Na de Franse nederlaag – een voorbode van wat hun in Algerije te wachten staat – wordt in Genève de vredesconferentie voor Indochina gehouden. Ondanks de verpletterende Vietnamese overwinning neemt Ho Chi Minh opnieuw een minimalistisch standpunt in. Een realistisch standpunt, zou men ook kunnen zeggen. Ho wordt door zijn communistische bondgenoten in de rug geschoten: de Chinezen hebben met de Indiase premier Nehru afgesproken dat Indochina een neutrale bufferstaat moet worden, de Russen willen de Vietnamezen tot concessies bewegen om hun nieuwe politiek van ontspanning in West-Europa enige geloofwaardigheid te verschaffen. Tegen deze druk is Ho Chi Minh niet opgewassen. Hij aanvaardt dat Vietnam “voorlopig” in tweeën wordt gedeeld, waarbij de zeventiende breedtegraad de demarcatielijn zal vormen. In 1956 zullen de inwoners van Zuid-Vietnam in vrije verkiezingen over hun toekomst kunnen beslissen.

VALLENDE DOMINO’S

Het is er nooit van gekomen. Na de Fransen en de Japanners verschijnen de Amerikanen op het toneel. “Iedereen die ook maar iets van Indochina afwist,” schrijft de Amerikaanse president Dwight Eisenhower later in zijn memoires “Mandate for change”, “was ervan overtuigd dat bij vrije verkiezingen zeker tachtig procent van de bevolking voor Ho Chi Minh zou stemmen.”

De Amerikaanse minister van Buitenlandse Zaken John Foster Dulles stuurt zijn befaamde dominotheorie de wereld in. “Als Vietnam in handen van de communisten zou vallen,” zo luidt zijn redenering, “zal dat het effect hebben van vallende dominostenen. Dan ontstaat een kettingreactie, waardoor ook Laos, Cambodja, Thailand en Maleisië verloren gaan.”

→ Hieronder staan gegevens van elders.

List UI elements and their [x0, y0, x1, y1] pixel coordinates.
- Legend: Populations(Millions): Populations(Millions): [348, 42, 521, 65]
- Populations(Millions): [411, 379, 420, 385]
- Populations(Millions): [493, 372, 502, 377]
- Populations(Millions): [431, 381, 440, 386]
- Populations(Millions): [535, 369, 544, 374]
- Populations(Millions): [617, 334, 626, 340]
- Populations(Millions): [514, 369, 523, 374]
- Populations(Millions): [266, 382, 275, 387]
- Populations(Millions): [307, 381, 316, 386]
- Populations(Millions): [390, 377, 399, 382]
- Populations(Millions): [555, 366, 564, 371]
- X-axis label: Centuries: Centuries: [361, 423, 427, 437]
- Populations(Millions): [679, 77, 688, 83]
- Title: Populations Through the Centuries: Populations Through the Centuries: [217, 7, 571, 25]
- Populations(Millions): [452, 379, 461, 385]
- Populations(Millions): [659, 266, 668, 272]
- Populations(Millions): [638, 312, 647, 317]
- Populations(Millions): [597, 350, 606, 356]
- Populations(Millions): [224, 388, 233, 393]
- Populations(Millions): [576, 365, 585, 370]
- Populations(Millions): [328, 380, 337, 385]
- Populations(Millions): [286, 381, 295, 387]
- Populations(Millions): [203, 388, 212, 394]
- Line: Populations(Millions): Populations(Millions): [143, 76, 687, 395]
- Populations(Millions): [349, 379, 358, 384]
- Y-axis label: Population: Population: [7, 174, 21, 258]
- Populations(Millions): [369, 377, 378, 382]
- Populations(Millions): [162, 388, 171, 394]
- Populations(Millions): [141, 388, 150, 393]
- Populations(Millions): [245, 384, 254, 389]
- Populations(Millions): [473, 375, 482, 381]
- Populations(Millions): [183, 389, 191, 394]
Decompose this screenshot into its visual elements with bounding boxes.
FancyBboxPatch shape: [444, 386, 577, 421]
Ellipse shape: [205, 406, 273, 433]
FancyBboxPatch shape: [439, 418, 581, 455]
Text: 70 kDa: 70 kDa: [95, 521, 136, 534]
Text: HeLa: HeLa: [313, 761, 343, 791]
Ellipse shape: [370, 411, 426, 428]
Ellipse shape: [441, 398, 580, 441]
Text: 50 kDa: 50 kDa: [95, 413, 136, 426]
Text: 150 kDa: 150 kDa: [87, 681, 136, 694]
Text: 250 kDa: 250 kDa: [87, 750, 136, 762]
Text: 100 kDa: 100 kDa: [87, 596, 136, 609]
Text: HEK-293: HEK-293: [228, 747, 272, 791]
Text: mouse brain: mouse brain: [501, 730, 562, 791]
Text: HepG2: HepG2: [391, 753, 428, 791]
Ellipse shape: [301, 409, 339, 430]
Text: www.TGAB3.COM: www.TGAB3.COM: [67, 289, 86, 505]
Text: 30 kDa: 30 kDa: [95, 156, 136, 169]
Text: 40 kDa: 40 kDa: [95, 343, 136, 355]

En dus installeren de Amerikanen in de Zuid-Vietnamese hoofdstad Saigon een “marionettenregime” met de katholiek Ngo Dinh Diem als president. De wereld wordt opgeschrikt door beelden van boeddhistische monniken die zichzelf in brand steken om te protesteren tegen de corruptie en de terreur in Saigon, maar Diem is niet van plan zich aan deze “barbecueshows” veel gelegen te laten liggen. Hij kan dan ook rekenen op de onvoorwaardelijke steun van de grootste wereldmacht, die uitgedrukt wordt in miljarden dollars en de aanwezigheid van tienduizenden Amerikaanse “adviseurs”. Toch zal dat niet volstaan om Diem in het zadel te houden. Als het er begint op te lijken dat de regering in Saigon in de burgeroorlog met het door Noord-Vietnam gesteunde Bevrijdingsfront (“de Vietcong”) aan het kortste eind zal trekken, zoekt de Amerikaanse president Lyndon B. Johnson in 1964 een aanleiding om militair tussenbeide te komen. Nadat de Amerikaanse torpedobootjager Maddox in de Golf van Tonkin door Vietnamese patrouilleboten is beschoten (een uitgelokt incident, zoals later zal blijken), reageren de Verenigde Staten met massale bombardementen op Noord-Vietnam. Johnson stuurt grondtroepen naar Zuid-Vietnam – meer dan een half miljoen soldaten – maar die kunnen weinig beginnen tegen de guerrillatactiek van de Vietcong. “In de strijd tussen een olifant en een sprinkhaan zal de olifant van uitputting sterven”, voorspelt Ho. Als de eerste lijkzakken met Amerikaanse mariniers in Washington arriveren, slaat in het westen de stemming om. Televisiebeelden van door napalm verbrande kinderen en berichten over de massamoord in My Lai leiden tot een wereldwijde protestbeweging. “Ho Ho Ho Chi Minh!”, scanderen de demonstranten van de campus in Berkeley tot de Kurfürstendamm in Berlijn. Ze dragen sandalen die gesneden zijn uit oude autobanden – dezelfde sandalen waarmee de Vietcongstrijders door de rijstvelden baggeren.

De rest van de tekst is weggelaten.